Like the first game, the music of the game was composed by Skaven.

== Release ==
Bejeweled 2 was originally released for PCs on November 5, 2004. A version for Windows Mobile, Pocket PC, and Palm OS was developed by Astraware.

Bejeweled 2 Deluxe was released for the Xbox 360 as a downloadable Xbox Live Arcade game on November 22, 2005. It was also included on disc as a compilation of both Xbox Live Arcade Unplugged and PopCap Arcade Vol. 1. The Xbox 360 version is playable on Xbox One and Xbox Series X and S as part of the backward compatibility program.

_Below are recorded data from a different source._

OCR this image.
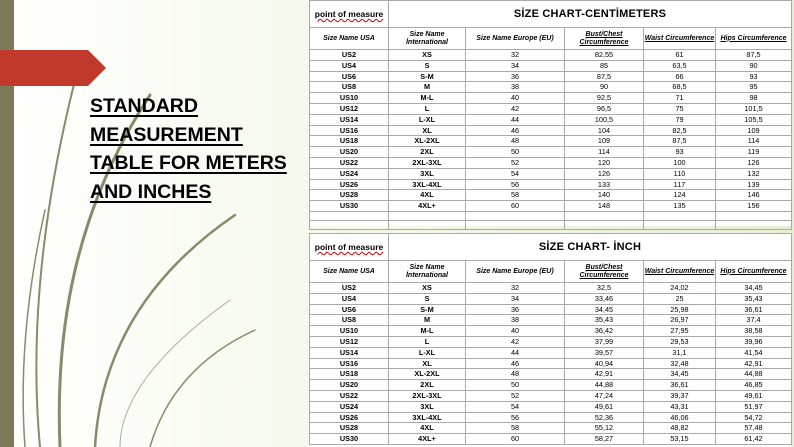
STANDARD MEASUREMENT TABLE FOR METERS AND INCHES
point of measure	SİZE CHART-CENTİMETERS				
Size Name USA	Size Name İnternational	Size Name Europe (EU)	Bust/Chest Circumference	Waist Circumference	Hips Circumference
US2	XS	32	82,55	61	87,5
US4	S	34	85	63,5	90
US6	S-M	36	87,5	66	93
US8	M	38	90	68,5	95
US10	M-L	40	92,5	71	98
US12	L	42	96,5	75	101,5
US14	L-XL	44	100,5	79	105,5
US16	XL	46	104	82,5	109
US18	XL-2XL	48	109	87,5	114
US20	2XL	50	114	93	119
US22	2XL-3XL	52	120	100	126
US24	3XL	54	126	110	132
US26	3XL-4XL	56	133	117	139
US28	4XL	58	140	124	146
US30	4XL+	60	148	135	156

point of measure	SİZE CHART- İNCH				
Size Name USA	Size Name İnternational	Size Name Europe (EU)	Bust/Chest Circumference	Waist Circumference	Hips Circumference
US2	XS	32	32,5	24,02	34,45
US4	S	34	33,46	25	35,43
US6	S-M	36	34,45	25,98	36,61
US8	M	38	35,43	26,97	37,4
US10	M-L	40	36,42	27,95	38,58
US12	L	42	37,99	29,53	39,96
US14	L-XL	44	39,57	31,1	41,54
US16	XL	46	40,94	32,48	42,91
US18	XL-2XL	48	42,91	34,45	44,88
US20	2XL	50	44,88	36,61	46,85
US22	2XL-3XL	52	47,24	39,37	49,61
US24	3XL	54	49,61	43,31	51,97
US26	3XL-4XL	56	52,36	46,06	54,72
US28	4XL	58	55,12	48,82	57,48
US30	4XL+	60	58,27	53,15	61,42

In 2007, the game was released on the PlayStation 2 alongside another PopCap game, AstroPop as a two-game compilation pack as PopCap Hits! Volume 1. Digital ports on the PlayStation Network for the PlayStation 3 and PlayStation Portable were released on January 29, 2009, and June 28, 2010, respectively. A port for the Wii's WiiWare platform, which lacked the secret game modes but incorporated the system's Miis into the game, was released on June 14, 2010.

PopCap released a version for iOS in 2008, which would later be renamed to Bejeweled 2 + Blitz following the addition of the Blitz game mode. In 2010, an Android version was released. Both versions would be discontinued following the release of Bejeweled Classic on each platform.